Lope Ariyo is a Food Blogger and Chef, who hopes her debut cookbook ‘Hibiscus’ will be a gateway for people who haven’t experienced Nigerian food.
Please tell us about yourself.
I graduated from Loughborough University in 2016 with a degree in Mathematics and I’ve just finished writing my debut cookbook ‘Hibiscus’. I was also named as the Observer’s Rising Star of Food for 2017. I also create video recipes online.
There are quite a lot of young Nigerian chefs trying to revitalise Nigerian food abroad, in what way are you making your contribution?
I wouldn’t say I’m trying to revitalise Nigerian food as that gives the impression there is something wrong with Nigerian food and I don’t believe that. My cooking style is a mix of contemporary and fusion Nigerian food because it’s an extension of how I’ve grown up.
Congratulations on winning the RED and HarperCollins competition which aimed to find a cook start who could bring African Cuisine to the British mainstream. What encouraged you to apply to the competition and how did it make you feel winning?
A lot of my friends who had seen the competition advertised and had experienced my cooking (as well as tried my recipes online) believed that I’d be missing out on a great opportunity if I didn’t take part so I did. It’s one thing having your friends and family tell you they like your food but when people you don’t know like it so much they think you’re worthy of having a cookbook it’s something else.
Nigerians like yourself are creating a positive image of the country abroad, how do you think fellow Nigerian in diaspora can positively promote the country globally?
All I’ve really done is follow my dreams and aspirations. So that’s all I can really tell someone else to do. If you put 100% and more into your passion eventually someone will recognise you for it and if it’s showcasing Nigerian culture even better.
There is a rising number of young Nigerians abroad who are getting more involved with the country and culture in general, which wasn’t so a few years ago. What are your thoughts on this?
I can’t really speak for everyone in the diaspora. My friends have always been very passionate about Nigeria, in fact a lot more than I have. I think the difference is, now although slowly, media in the UK is beginning to become a lot more diverse and so more British-Nigerian profiles are being recognized and when they interview they talk about how Nigeria influences them.
Do you think it is important for young Nigerians abroad to be connected and what benefit do you think this will be of?
It depends on the person. If being connected to Nigeria helps that person feel more confident within themselves and gives them a sense of belonging that’s great. If not that’s that persons decision.
What was the inspiration behind ‘Hibiscus’ and what are you hoping it will achieve?
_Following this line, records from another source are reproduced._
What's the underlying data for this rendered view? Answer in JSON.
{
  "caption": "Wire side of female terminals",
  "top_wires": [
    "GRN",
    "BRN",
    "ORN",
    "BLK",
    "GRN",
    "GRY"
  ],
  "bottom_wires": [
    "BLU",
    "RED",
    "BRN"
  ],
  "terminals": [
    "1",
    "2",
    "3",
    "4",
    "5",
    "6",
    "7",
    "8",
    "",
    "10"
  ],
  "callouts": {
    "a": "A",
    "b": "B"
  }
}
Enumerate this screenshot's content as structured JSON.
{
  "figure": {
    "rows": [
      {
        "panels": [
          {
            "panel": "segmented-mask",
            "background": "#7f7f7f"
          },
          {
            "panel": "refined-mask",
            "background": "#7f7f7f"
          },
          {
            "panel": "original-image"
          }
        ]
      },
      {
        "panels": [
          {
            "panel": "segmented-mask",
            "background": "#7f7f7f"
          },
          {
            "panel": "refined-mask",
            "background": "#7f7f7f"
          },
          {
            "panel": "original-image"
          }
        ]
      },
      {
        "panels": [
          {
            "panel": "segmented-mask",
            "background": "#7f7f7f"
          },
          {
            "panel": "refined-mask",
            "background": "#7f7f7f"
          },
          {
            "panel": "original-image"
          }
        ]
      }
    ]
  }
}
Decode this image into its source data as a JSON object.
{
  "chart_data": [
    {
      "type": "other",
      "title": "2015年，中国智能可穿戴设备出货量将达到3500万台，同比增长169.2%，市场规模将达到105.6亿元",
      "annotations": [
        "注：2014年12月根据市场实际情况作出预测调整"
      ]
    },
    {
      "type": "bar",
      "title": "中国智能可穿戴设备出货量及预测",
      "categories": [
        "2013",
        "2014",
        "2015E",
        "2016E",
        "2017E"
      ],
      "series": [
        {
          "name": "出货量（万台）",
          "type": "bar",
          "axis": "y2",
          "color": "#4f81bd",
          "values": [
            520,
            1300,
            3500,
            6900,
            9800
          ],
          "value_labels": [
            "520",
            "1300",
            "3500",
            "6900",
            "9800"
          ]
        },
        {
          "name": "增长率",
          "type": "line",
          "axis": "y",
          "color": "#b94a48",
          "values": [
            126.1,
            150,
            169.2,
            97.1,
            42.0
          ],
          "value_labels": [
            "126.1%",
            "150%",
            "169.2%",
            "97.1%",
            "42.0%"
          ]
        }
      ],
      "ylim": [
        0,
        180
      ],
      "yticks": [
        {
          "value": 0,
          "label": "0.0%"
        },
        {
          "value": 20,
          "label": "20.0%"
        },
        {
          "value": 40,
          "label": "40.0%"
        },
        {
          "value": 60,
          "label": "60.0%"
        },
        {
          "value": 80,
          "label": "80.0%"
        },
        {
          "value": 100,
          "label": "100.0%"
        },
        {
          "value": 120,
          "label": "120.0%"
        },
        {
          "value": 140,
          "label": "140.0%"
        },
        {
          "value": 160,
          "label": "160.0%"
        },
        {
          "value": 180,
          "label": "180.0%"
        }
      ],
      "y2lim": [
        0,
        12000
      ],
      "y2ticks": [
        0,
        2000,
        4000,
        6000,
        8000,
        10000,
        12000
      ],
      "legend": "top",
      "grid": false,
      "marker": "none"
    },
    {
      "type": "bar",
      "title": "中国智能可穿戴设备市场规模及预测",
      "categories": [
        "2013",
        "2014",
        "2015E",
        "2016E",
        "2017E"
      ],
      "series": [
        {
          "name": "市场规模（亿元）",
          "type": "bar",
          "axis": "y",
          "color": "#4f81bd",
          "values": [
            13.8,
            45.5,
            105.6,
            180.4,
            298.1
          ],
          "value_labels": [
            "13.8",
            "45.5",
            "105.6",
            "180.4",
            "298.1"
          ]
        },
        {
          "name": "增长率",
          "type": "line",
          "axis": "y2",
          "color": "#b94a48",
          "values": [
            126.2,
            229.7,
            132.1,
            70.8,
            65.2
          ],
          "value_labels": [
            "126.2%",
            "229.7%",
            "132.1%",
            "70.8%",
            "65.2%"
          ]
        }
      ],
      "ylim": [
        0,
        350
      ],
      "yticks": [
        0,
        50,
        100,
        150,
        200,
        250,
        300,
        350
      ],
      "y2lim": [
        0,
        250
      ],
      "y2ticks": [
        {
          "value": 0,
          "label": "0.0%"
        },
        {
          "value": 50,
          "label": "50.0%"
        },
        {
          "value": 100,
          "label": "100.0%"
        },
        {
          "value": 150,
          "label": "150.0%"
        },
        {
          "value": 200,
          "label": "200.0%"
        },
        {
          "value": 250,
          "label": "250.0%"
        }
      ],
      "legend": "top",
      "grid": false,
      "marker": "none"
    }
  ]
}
Hibiscus is inspired by the two years I spent in boarding school in Nigeria as well as how I’ve grown up in the UK. I’d like it to be a gateway for people who haven’t experienced Nigerian foods. I also hope it’ll inspire people to think outside the box when it comes to utilising West African ingredients.
What’s next for Lope?
Although I’m considered a chef now I would like to train professionally, also get work at a quality restaurant and then one day when I have enough experience open my own restaurant.